Adding to all services

This is accomplished in :simple-github:/nixos/modules/nixos/system/pushover, with a systemd service notify-pushover@.

This can then be called by other services, which I setup with adding into my options:

  options.systemd.services = mkOption {
    type = with types; attrsOf (
      submodule {
        config.onFailure = [ "notify-pushover@%n.service" ];
      }
    );

This adds into every systemd NixOS generates the "notify-pushover@%n.service", where the systemd specifiers are injected with scriptArgs, and the simple bash script can refer to them as $1 etc.

systemd.services."notify-pushover@" = {
      enable = true;
      onFailure = lib.mkForce [ ]; # cant refer to itself on failure (1)
      description = "Notify on failed unit %i";
      serviceConfig = {
        Type = "oneshot";
        # User = config.users.users.truxnell.name;
        EnvironmentFile = config.sops.secrets."services/pushover/env".path; # (2)
      };

      # Script calls pushover with some deets.
      # Here im using the systemd specifier %i passed into the script,
      # which I can reference with bash $1.
      scriptArgs = "%i %H"; # (3)
      # (4)
      script = ''
        ${pkgs.curl}/bin/curl --fail -s -o /dev/null \
          --form-string "token=$PUSHOVER_API_KEY" \
          --form-string "user=$PUSHOVER_USER_KEY" \
          --form-string "priority=1" \
          --form-string "html=1" \
          --form-string "timestamp=$(date +%s)" \
          --form-string "url=https://$2:9090/system/services#/$1" \
          --form-string "url_title=View in Cockpit" \
          --form-string "title=Unit failure: '$1' on $2" \
          --form-string "message=<b>$1</b> has failed on <b>$2</b><br><u>Journal tail:</u><br><br><i>$(journalctl -u $1 -n 10 -o cat)</i>" \
          https://api.pushover.net/1/messages.json 2&>1
      '';
  1. Force exclude this service from having the default 'onFailure' added
  2. Bring in pushover API/User ENV vars for script
  3. Pass SystemD specifiers into script
  4. Er.. script.
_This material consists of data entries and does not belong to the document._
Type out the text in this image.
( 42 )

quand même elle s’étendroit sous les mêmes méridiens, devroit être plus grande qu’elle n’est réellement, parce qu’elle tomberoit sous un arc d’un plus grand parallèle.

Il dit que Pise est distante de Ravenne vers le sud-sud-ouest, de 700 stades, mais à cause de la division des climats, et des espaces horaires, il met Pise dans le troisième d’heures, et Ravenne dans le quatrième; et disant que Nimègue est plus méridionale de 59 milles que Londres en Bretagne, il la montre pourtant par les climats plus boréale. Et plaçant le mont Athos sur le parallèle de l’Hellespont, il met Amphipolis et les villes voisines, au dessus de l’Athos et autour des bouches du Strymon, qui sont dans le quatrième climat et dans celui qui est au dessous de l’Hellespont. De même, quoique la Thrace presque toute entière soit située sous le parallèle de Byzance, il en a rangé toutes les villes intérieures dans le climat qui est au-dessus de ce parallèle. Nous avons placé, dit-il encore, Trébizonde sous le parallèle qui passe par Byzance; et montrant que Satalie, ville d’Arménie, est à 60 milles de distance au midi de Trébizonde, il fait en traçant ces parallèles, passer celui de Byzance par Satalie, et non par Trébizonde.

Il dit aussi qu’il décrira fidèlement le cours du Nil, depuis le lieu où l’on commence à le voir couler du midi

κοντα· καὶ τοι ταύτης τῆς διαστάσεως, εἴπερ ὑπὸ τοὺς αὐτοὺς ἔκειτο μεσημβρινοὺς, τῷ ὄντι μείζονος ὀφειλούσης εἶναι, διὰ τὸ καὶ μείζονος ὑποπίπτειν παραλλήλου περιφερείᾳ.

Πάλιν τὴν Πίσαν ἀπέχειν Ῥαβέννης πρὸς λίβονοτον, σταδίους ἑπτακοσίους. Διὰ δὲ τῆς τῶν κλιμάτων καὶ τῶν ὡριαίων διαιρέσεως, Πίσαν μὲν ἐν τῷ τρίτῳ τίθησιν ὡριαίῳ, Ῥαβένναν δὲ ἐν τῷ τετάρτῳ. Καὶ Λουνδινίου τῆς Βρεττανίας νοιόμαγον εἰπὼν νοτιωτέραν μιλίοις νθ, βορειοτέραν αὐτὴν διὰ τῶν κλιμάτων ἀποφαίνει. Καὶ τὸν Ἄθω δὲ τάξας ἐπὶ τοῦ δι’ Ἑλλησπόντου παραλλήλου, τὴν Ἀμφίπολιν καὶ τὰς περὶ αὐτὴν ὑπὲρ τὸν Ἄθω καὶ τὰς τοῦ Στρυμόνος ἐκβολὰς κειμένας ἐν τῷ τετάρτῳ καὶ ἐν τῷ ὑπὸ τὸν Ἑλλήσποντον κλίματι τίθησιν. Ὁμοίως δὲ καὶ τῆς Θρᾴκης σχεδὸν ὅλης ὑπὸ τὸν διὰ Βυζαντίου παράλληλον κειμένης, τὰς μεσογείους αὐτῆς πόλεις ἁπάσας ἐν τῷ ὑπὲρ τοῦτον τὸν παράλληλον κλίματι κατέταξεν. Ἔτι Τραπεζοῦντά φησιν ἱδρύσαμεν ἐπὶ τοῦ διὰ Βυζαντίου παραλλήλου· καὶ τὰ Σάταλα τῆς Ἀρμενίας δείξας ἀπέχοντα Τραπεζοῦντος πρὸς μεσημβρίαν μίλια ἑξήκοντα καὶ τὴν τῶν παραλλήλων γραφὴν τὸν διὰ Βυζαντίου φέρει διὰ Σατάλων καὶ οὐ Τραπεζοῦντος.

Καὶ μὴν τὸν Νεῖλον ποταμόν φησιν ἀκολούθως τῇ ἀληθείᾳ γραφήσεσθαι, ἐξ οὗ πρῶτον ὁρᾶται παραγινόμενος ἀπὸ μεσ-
Nix pops it into a shell script and refers to it in the unit.

!!! bug

I put in a nice link direct to Cockpit for the specific machine/service in question that doesnt _quite_ work yet... (:octicons-issue-opened-16: [#96](https://github.com/truxnell/nix-config/issues/96))

Excluding from a services

Now we may not want this on ALL services. Especially the pushover-notify service itself. We can exclude this from a service using Nix nixpkgs.lib.mkForce

# Over-write the default pushover
systemd.services."service".onFailure = lib.mkForce [ ] option.